Wednesday, April 05, 2006
NOAA / NSF CRUISE REVEALS IMPACTS OF OCEAN ACIDIFICATION ON CHEMISTRY, BIOLOGY OF NORTH PACIFIC OCEAN
April 5, 2006 — Data collected from ocean sampling in the Pacific Ocean from the southern to northern hemispheres confirms that the oceans are becoming more acidic. A recently completed field study from Tahiti to Alaska collecting data about the effects of ocean acidification on the water chemistry and marine organisms found evidence that verifies earlier computer model projections. These findings are consistent with data from previous field studies conducted in other oceans.
"We observed measurable decreases in pH, a measure of the acidity of the water, as well as measurable increases in dissolved inorganic carbon over a large section of the northeastern Pacific," said Richard Feely, an oceanographer with the NOAA Pacific Marine Environmental Laboratory in Seattle, Wash., and chief scientist aboard the field study.

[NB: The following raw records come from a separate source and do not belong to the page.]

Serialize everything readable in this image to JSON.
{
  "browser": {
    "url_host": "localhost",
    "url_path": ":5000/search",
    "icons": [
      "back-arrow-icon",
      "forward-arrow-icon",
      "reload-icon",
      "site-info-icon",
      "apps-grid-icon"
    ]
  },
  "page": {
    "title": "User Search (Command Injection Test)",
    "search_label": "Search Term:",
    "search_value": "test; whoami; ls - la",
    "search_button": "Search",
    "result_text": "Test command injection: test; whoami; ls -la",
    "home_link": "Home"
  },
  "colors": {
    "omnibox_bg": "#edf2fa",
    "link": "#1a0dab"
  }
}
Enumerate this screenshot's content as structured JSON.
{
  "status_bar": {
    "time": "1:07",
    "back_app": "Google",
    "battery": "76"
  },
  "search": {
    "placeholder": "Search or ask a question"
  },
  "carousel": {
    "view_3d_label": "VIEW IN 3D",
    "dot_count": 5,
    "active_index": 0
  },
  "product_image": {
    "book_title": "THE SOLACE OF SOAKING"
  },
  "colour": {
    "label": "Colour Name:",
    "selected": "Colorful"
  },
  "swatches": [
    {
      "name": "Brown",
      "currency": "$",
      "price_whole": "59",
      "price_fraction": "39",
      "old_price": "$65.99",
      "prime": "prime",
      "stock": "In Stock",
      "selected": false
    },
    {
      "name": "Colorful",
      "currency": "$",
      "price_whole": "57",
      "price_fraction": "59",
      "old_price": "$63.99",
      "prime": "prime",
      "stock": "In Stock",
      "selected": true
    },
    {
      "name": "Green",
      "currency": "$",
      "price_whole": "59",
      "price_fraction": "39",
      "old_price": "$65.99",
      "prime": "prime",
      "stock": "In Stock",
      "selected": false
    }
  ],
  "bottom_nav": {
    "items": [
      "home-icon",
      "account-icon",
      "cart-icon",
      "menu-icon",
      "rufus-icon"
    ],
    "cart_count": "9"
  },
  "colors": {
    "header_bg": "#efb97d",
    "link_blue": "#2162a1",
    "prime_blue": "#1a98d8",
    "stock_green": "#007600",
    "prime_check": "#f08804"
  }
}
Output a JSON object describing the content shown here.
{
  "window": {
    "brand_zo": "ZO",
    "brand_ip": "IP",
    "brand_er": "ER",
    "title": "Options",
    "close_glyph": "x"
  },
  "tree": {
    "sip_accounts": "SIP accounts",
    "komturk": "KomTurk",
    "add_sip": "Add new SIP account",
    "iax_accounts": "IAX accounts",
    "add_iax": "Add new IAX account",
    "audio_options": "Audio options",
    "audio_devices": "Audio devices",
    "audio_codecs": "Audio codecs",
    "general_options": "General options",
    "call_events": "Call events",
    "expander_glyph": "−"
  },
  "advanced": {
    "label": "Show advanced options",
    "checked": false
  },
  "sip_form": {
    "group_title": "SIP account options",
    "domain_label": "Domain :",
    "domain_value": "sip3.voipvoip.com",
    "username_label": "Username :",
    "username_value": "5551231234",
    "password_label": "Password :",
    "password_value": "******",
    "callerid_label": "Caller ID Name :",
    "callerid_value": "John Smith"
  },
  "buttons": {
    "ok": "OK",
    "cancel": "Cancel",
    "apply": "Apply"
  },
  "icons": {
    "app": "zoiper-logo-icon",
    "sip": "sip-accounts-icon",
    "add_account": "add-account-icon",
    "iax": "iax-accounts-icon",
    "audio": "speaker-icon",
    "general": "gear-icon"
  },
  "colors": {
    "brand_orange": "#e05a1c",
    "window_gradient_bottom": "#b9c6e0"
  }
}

The preliminary results from NOAA scientists and their academic colleagues indicate measurable pH decreases of approximately 0.025 units and increases in dissolved inorganic carbon of about 15 µmol/kg in surface waters over a large section of the northeastern Pacific. A lowering of pH indicates rising acidity.
"The pH decrease is direct evidence of ocean acidification in the Pacific Ocean," said Feely. "These dramatic changes can be attributed, in most part, to anthropogenic CO2 uptake by the ocean over the past 15 years. This verifies earlier model projections that the oceans are becoming more acidic because of the uptake of carbon dioxide released as a result of fossil fuel burning."